Где же приказ? Телефон вдруг оживает и он бросается к нему и хватает трубку, но вокруг стоит такой грохот, что он слышит лишь слабое потрескивание и должен догадаться, о чем ему говорят, должен думать сам. Хотя, о чем тут думать? Надо стрелять! Стрелять! Он знает, что надо дать возможность немцам подобраться поближе, так, чтобы не пропала ни одна пуля. Он знает.
Слышится новый рев, совершенно отличный от всего, что было прежде. И к нему примешивается какое-то жужжание. Он поднимает глаза; в прямоугольнике неба у него над головой проплывают три аэроплана. Три. Но их может быть и больше.
Он снова глядит в перископ и видит, как вдоль всей германской линии обороны от взрывов вздымается земля.
Атака с воздуха. В следующее мгновение он видит, как одна из машин ныряет вниз и поливает огнем позиции противника. Они способны стрелять из пулеметов в воздухе? Невероятно!
Похоже, они действительно косят фрицев. Но ты не можешь полагаться только на аэропланы. Сейчас это сработало, но вряд ли так будет всегда. Сегодня фрицы оказались не готовы, только и всего. Завтра они подготовятся лучше.

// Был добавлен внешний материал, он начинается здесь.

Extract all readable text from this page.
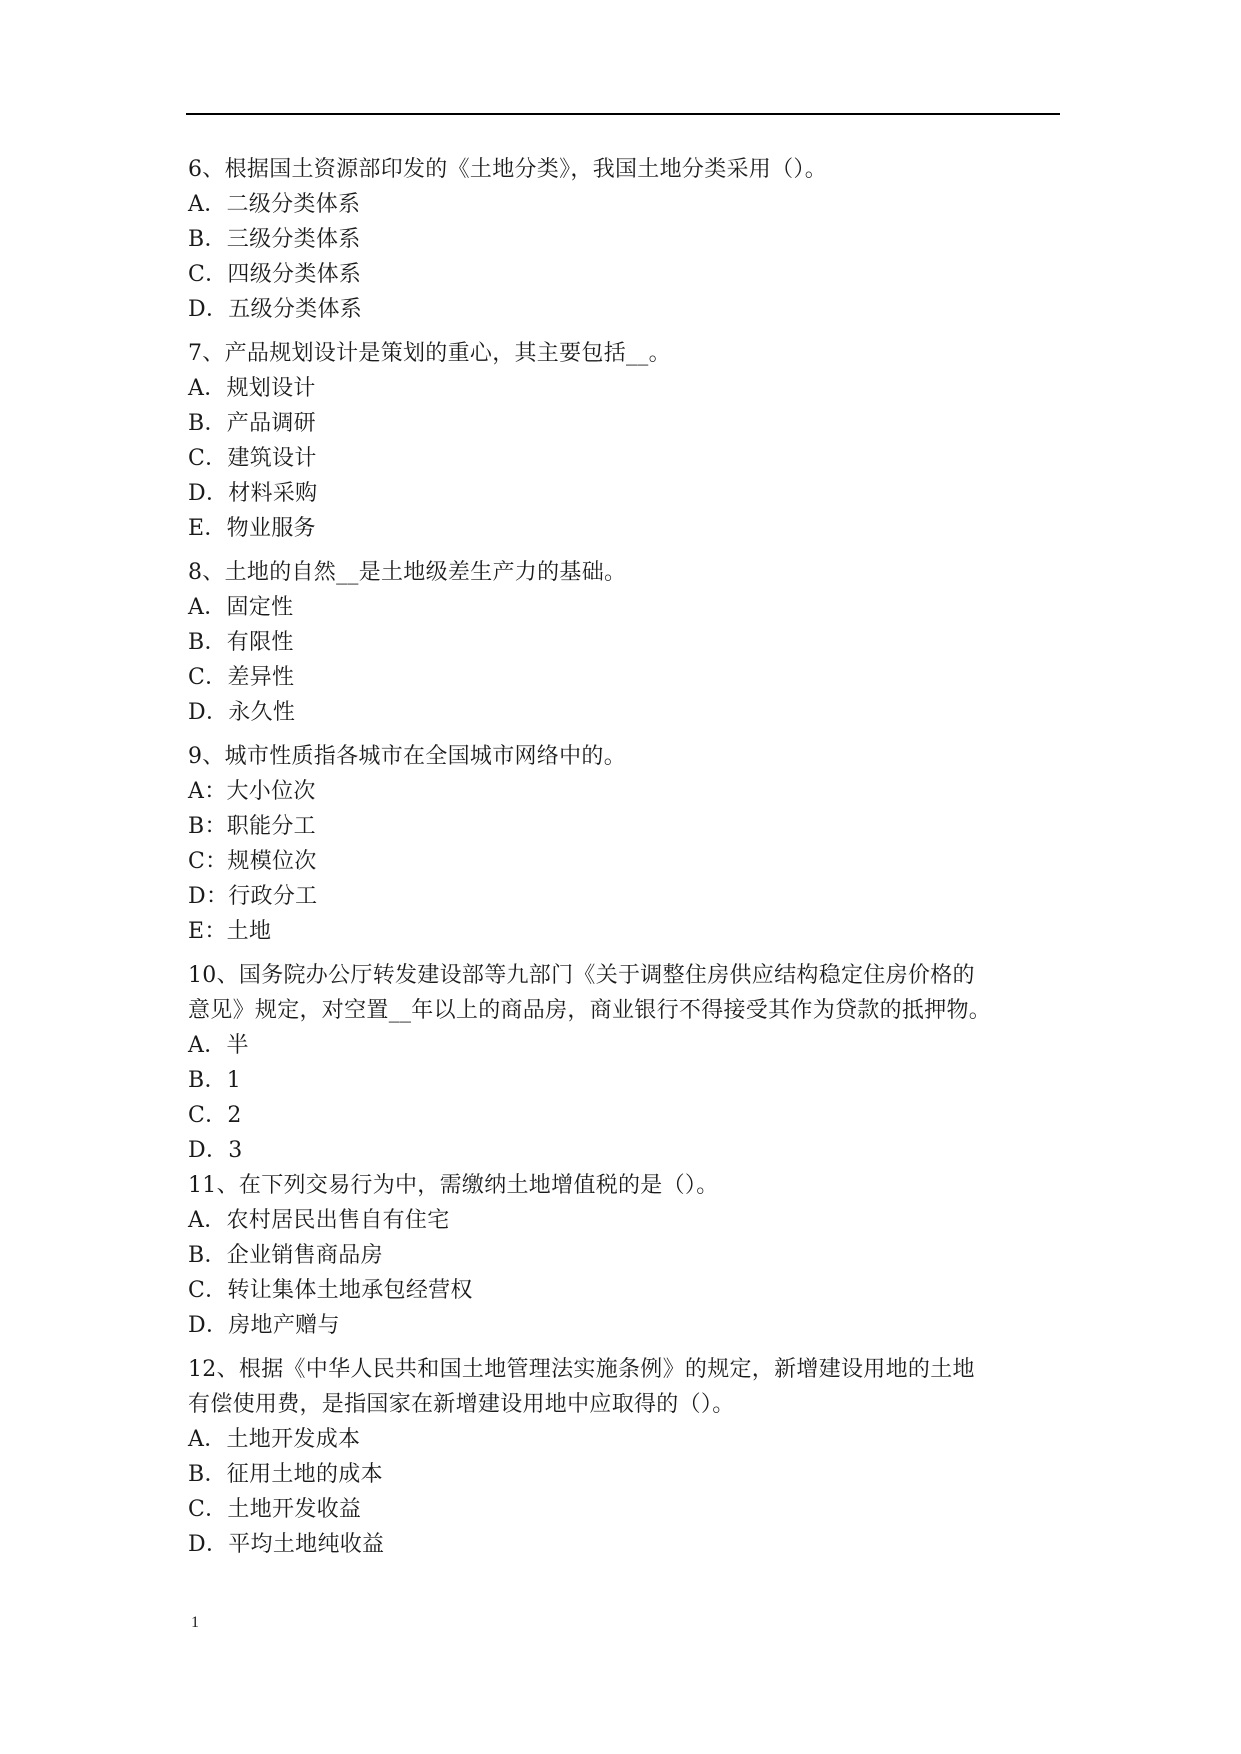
6、根据国土资源部印发的《土地分类》，我国土地分类采用（）。
A．二级分类体系
B．三级分类体系
C．四级分类体系
D．五级分类体系
7、产品规划设计是策划的重心，其主要包括__。
A．规划设计
B．产品调研
C．建筑设计
D．材料采购
E．物业服务
8、土地的自然__是土地级差生产力的基础。
A．固定性
B．有限性
C．差异性
D．永久性
9、城市性质指各城市在全国城市网络中的。
A：大小位次
B：职能分工
C：规模位次
D：行政分工
E：土地
10、国务院办公厅转发建设部等九部门《关于调整住房供应结构稳定住房价格的
意见》规定，对空置__年以上的商品房，商业银行不得接受其作为贷款的抵押物。
A．半
B．1
C．2
D．3
11、在下列交易行为中，需缴纳土地增值税的是（）。
A．农村居民出售自有住宅
B．企业销售商品房
C．转让集体土地承包经营权
D．房地产赠与
12、根据《中华人民共和国土地管理法实施条例》的规定，新增建设用地的土地
有偿使用费，是指国家在新增建设用地中应取得的（）。
A．土地开发成本
B．征用土地的成本
C．土地开发收益
D．平均土地纯收益
1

Неожиданно до него доходит, что канонада прекратилась. С последнего взрыва наверняка прошло больше тридцати секунд. Он считает. Тридцать, сорок, пятьдесят. Он ждет. Солдаты смотрят на него, и в их глазах он видит вопрос, сомнение, надежду. Проходит две минуты, три. Похоже для них на сегодня все закончилось. Завтра несомненно все начнется по новой, но на сегодня им дарована передышка.
Тишина. Относительная тишина. Как всегда, где-то вдалеке грохочут орудия. Говорят, грохот орудий слышен даже за Ла-Маншем. Сейчас гремит где-то на севере, в расположении британских войск. Но у них здесь наступило временное затишье. Солдаты расправляют плечи. Лица у всех серые.
– Итак, – говорит Пол, – мы все еще здесь. Думаю, нам всем сейчас не мешает немного поспать, пока у нас есть такая возможность. Дэниеле, заступай на вахту. Тебя сменят перед обедом.
Он сходит вниз и растягивается на спине, положив руки под голову. Однако слишком сильное возбуждение не дает ему заснуть.
В голове его нескончаемым потоком проносятся несвязные отрывочные мысли.
Грохот на севере не смолкает. В мирное время, сев на поезд, он через несколько часов был бы уже в Германии. На мощеной булыжником средневековой улочке, где стоят дома с остроконечными крышами и высятся башни с часами, он встретил бы своих кузенов, в жилах которых течет та же кровь, что и у него, даже если их и разделяет три поколения. Но ведь три – это не так уж и много.
Он вспоминает, как после ужина, состоявшего из пива и тушеного мяса, они прогуливались под фонарями по аллеям городского сада. А тот день, когда они отправились покупать Фредди таксу! С какой свирепостью залаяли эти маленькие глупые создания, заслышав скрип калитки! На станции Иоахим обнял его. «Auf wiedersehen» – не прощай – «auf wiedersehen, до новой встречи» – сказал он, тщательно выговаривая английские слова.
До свидания! Сейчас он тоже сражается в форме своего Vaterland. Поразительна эта яростная убежденность, эта готовность умереть за однорукого тирана, Вильгельма! В особенности когда этот тиран и все его окружение не испытывают к тебе ничего, кроме презрения!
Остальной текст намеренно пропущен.